Here’s the key paragraph from King’s column: “Orlovsky told me Saturday that people from a couple of teams did question Fields’ work ethic, but he regrets not having more ‘clarity and specificity’ in his comments. In other words, he should have said something like, This is not what I know first-hand, but in talking to people I know in the league, two teams questioned Justin Fields’ work ethic, and that could be a concern. It’s important that Orlovsky be free to pass along information he finds credible, but it’s equally important to put that information in context.”
That’s where I’ll continue to differ with Orlovsky. Just because he finds the comments “credible” doesn’t mean they are. The problem is that, by repeating them on a public platform, he makes them credible, even if they aren’t.
Orlovsky, as an afterthought in the video he posted to respond to what he called a “firestorm” created by his appearance with Pat McAfee, acknowledged that “this is also a season where teams are trying to say things to potentially get a guy to drop to them.”
Again, that’s the front-line reaction that Orlovsky, and anyone else in sports media, should have when someone from a team is anonymously whispering criticism about any draft prospect, especially the highly-regarded ones. Even if the source with the team who is saying negative things about a guy like Fields seems credible, there’s a chance that person deliberately has been misled internally by others higher up in the organization -- others who are very skilled in targeting the more talkative members of the staff and creating a chain of “useful idiots” who will hear things said by coach or G.M. or other high-level executive and, deeming them credible, will parrot them to someone in the media who, deeming them credible, will repeat them in public.
So what should Orlovsky have done? First, he should have had the most important line from his video -- “this is a season where teams are trying to say things to potentially get a guy to drop to them” -- at the front of his mind when he heard what he heard. Second, if he truly deemed the information about Fields credible enough to repeat, he should have called others who know Fields before, not after, saying what Orlovsky said.
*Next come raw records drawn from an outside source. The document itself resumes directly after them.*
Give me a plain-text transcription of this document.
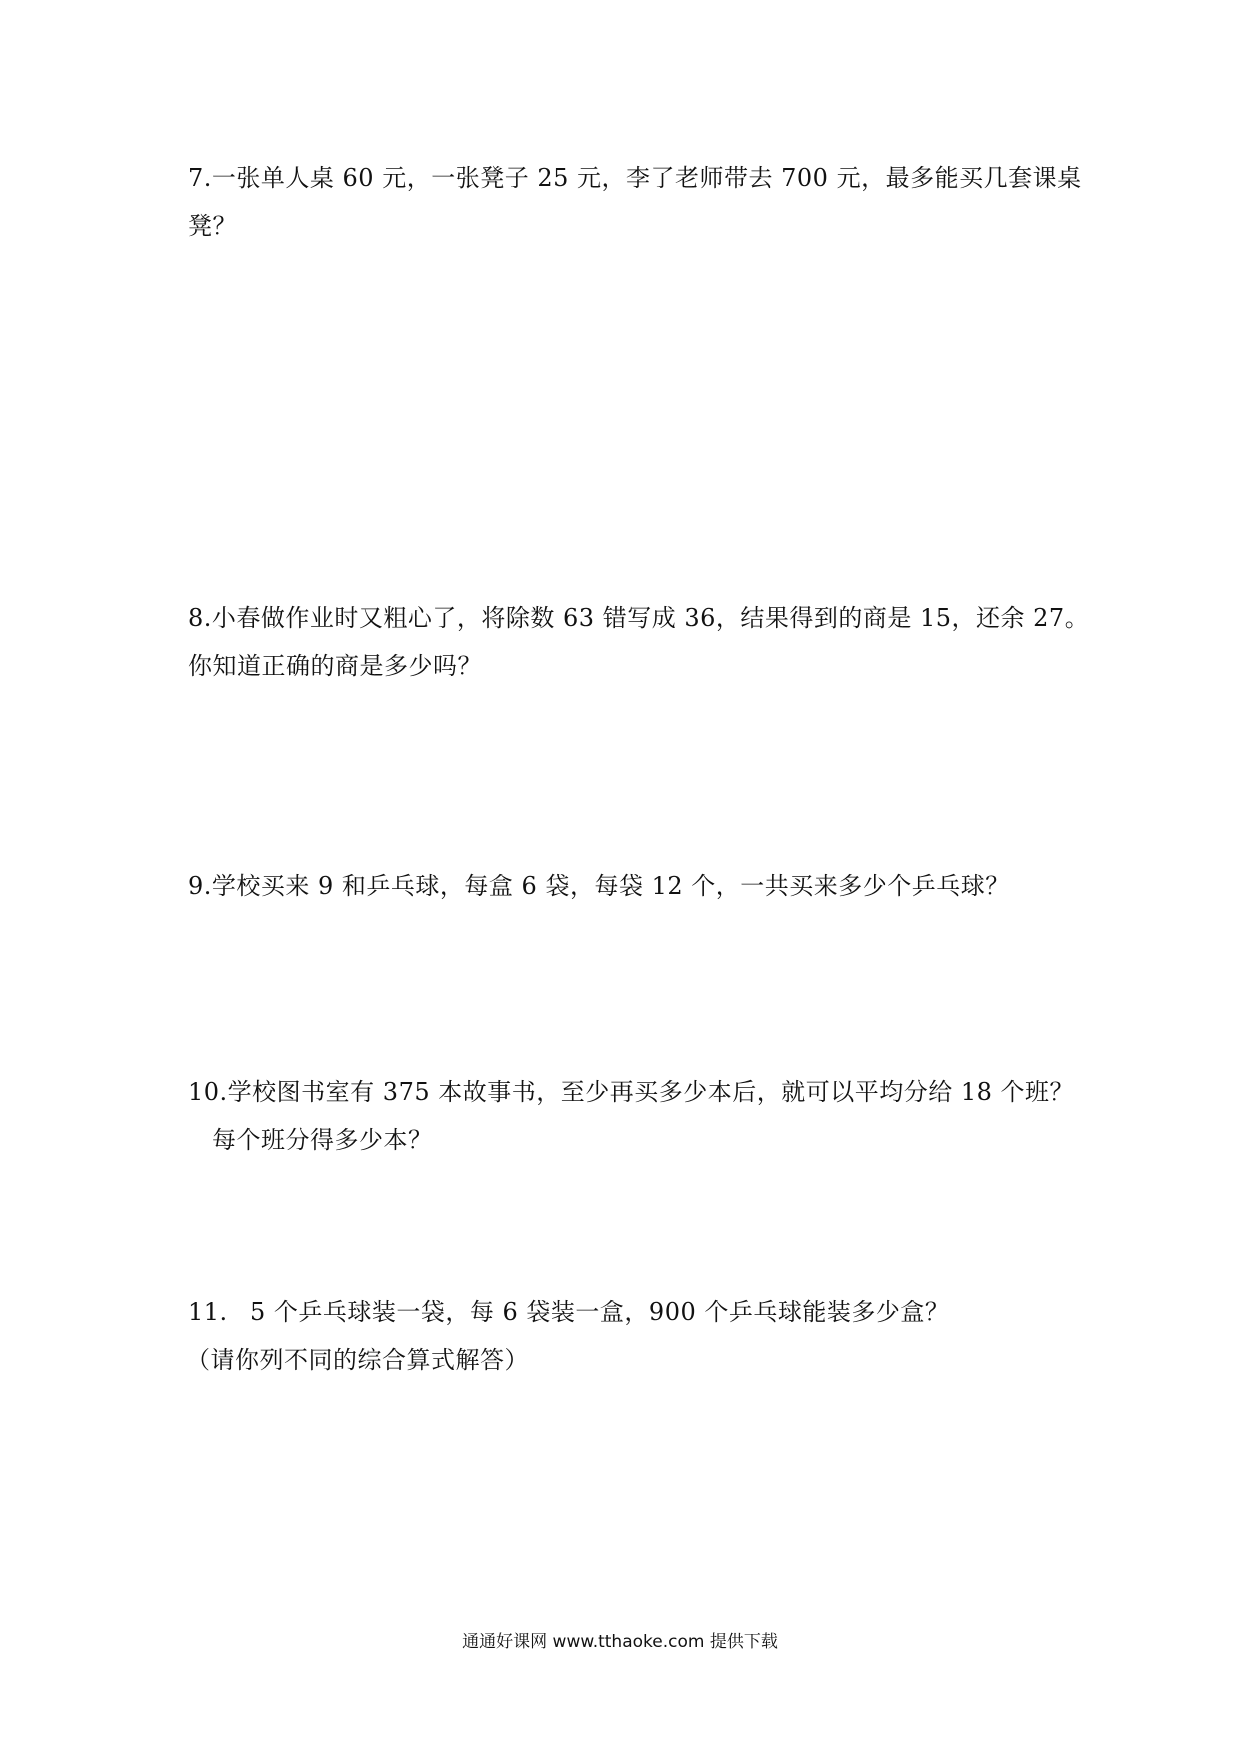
7.一张单人桌 60 元，一张凳子 25 元，李了老师带去 700 元，最多能买几套课桌
凳？
8.小春做作业时又粗心了，将除数 63 错写成 36，结果得到的商是 15，还余 27。
你知道正确的商是多少吗？
9.学校买来 9 和乒乓球，每盒 6 袋，每袋 12 个，一共买来多少个乒乓球？
10.学校图书室有 375 本故事书，至少再买多少本后，就可以平均分给 18 个班？
每个班分得多少本？
11. 5 个乒乓球装一袋，每 6 袋装一盒，900 个乒乓球能装多少盒？
（请你列不同的综合算式解答）
通通好课网 www.tthaoke.com 提供下载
Third, he should have bounced the information off others within ESPN who previously have wrestled with how to deal with such potentially sensitive issues in the past, because this is hardly the first time that a draft analyst was confronted with negative opinion about a Black quarterback that dusted off some of the racial tropes of which anyone in the business is or should be fully aware.
That’s ultimately the mistake Orlovsky made. He had a total lack of awareness. He lacked awareness regarding the manner in which teams use media figures to fuel potential draft slides that will cause a player to fall. He lacked awareness regarding the manner in which the negative opinions he shared on a public platform would be viewed when directed at a Black quarterback.
He also lacked awareness of the two most important objective pieces of evidence that would cut against whatever someone may have been trying to manipulate him to say: (1) Fields fought to have a 2020 college football season; and (2) during the playoff game against Clemson, Fields took a devastating hit to the midsection that caught significant and obvious discomfort, and he not only kept going but also had one of the best games of his life.
Moving forward, everyone associated with these kinds of pre-draft strategies should be fully aware of the fact that teams who like a given player will actively spread BS about him in the hopes he’ll slide. And that should always be the first reaction when things like this are privately said.